2. The method of claim 1, wherein the plurality of sub-band
components comprises a low band and a high band.
3. The method of claim 1, wherein the glottal pulse database is
created by: a. performing linear prediction analysis on a speech
signal; b. performing inverse filtering of the signal to obtain an
integrated linear prediction residual; and c. segmenting the
integrated linear prediction residual into glottal cycles to obtain
a number of glottal pulses.
4. The method of claim 1, wherein the decomposing further
comprises: a. determining a cut off frequency; wherein said cut off
frequency separates the sub-band components into groupings; b.
obtaining a zero crossing at the edge of the low frequency bulge;
c. placing zeros in the high band region of the spectrum prior to
obtaining the time domain version of the low frequency component of
glottal pulse, wherein the obtaining comprises performing inverse
FFT; and d. placing zeros in the lower band region of the spectrum
prior to obtaining the time domain version of the high frequency
component of the glottal pulse, wherein the obtaining comprises
performing inverse FFT.
5. The method of claim 4, wherein the groupings comprise a lower
band grouping and higher band grouping.
6. The method of claim 4, wherein the separating of sub-band
components into groupings is performed using a ZFR method and
applied on the spectral magnitude.
Description
BACKGROUND
The present invention generally relates to telecommunications
systems and methods, as well as speech synthesis. More
particularly, the present invention pertains to the formation of
the excitation signal in a Hidden Markov Model based statistical
parametric speech synthesis system.
SUMMARY
A system and method are presented for forming the excitation signal
for a glottal pulse model based parametric speech synthesis system.

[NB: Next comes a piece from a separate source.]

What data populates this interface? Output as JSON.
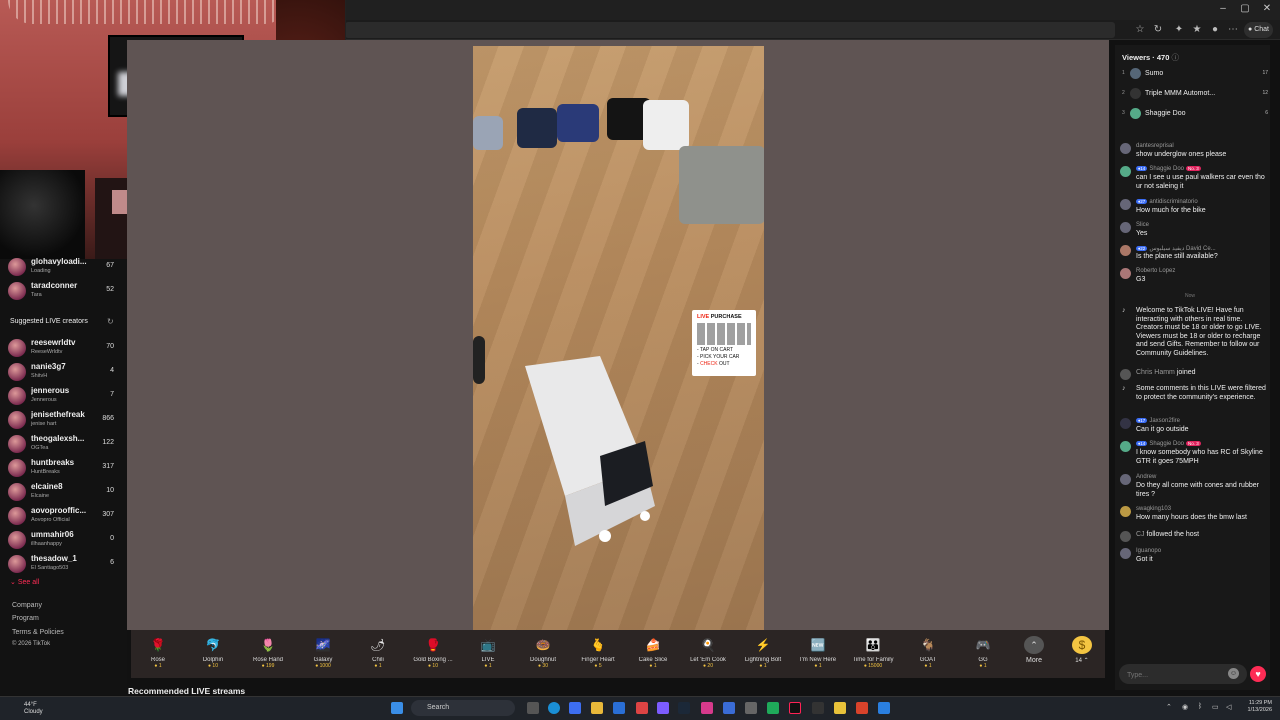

The excitation signal may be formed by using a plurality of
sub-band templates instead of a single one. The plurality of
sub-band templates may be combined to form the excitation signal
wherein the proportion in which the templates are added is
dynamically based on determined energy coefficients. These
coefficients vary from frame to frame and are learned, along with
the spectral parameters, during feature training. The coefficients
are appended to the feature vector, which comprises spectral
parameters and is modeled using HMMs, and the excitation signal is
determined.
In one embodiment, a method is presented for creating parametric
models for use in training a speech synthesis system, wherein the
system comprises at least a training text corpus, a speech
database, and a model training module, the method comprising:
obtaining, by the model training module, speech data for the
training text corpus, wherein the speech data comprises recorded
speech signals and corresponding transcriptions; converting, by the
model training module, the training text corpus into context
dependent phone labels; extracting, by the model training module,
for each frame of speech in the speech signal from the speech
training database, at least one of: spectral features, a plurality
of band excitation energy coefficients, and fundamental frequency
values; forming, by the model training module, a feature vector
stream for each frame of speech using the at least one of: spectral
features, a plurality of band excitation energy coefficients, and
fundamental frequency values; labeling speech with context
dependent phones; extracting durations of each context dependent
phone from the labelled speech; performing parameter estimation of
the speech signal, wherein the parameter estimation is performed
comprising the features, HMM, and decision trees; and identifying a
plurality of sub-band Eigen glottal pulses, wherein the sub-band
Eigen glottal pulses comprise separate models used to form
excitation during synthesis.
In another embodiment, a method is presented for identification of
sub-band Eigen pulses from a glottal pulse database for training a
speech synthesis system, wherein the method comprises: receiving
pulses from the glottal pulse database; decomposing each pulse into
a plurality of sub-band components; dividing the sub-band
components into a plurality of databases based on the decomposing;
determining a vector representation of each database; determining
Eigen pulse values, from the vector representation, for each
database; and selecting a best Eigen pulse for each database for
use in synthesis.
BRIEF DESCRIPTION OF THE DRAWINGS
FIG. 1 is a diagram illustrating an embodiment of a Hidden Markov
Model based text to speech system.
FIG. 2 is a flowchart illustrating an embodiment of a process for
feature vector extraction.
FIG. 3 is a flowchart illustrating an embodiment of a process for
feature vector extraction.
FIG. 4 is a flowchart illustrating an embodiment of a process for
identification of Eigen pulses.
FIG. 5 is a flowchart illustrating an embodiment of a process for
speech synthesis.
DETAILED DESCRIPTION
For the purposes of promoting an understanding of the principles of
the invention, reference will now be made to the embodiment
illustrated in the drawings and specific language will be used to
describe the same. It will nevertheless be understood that no
limitation of the scope of the invention is thereby intended. Any
alterations and further modifications in the described embodiments,
and any further applications of the principles of the invention as
described herein are contemplated as would normally occur to one
skilled in the art to which the invention relates.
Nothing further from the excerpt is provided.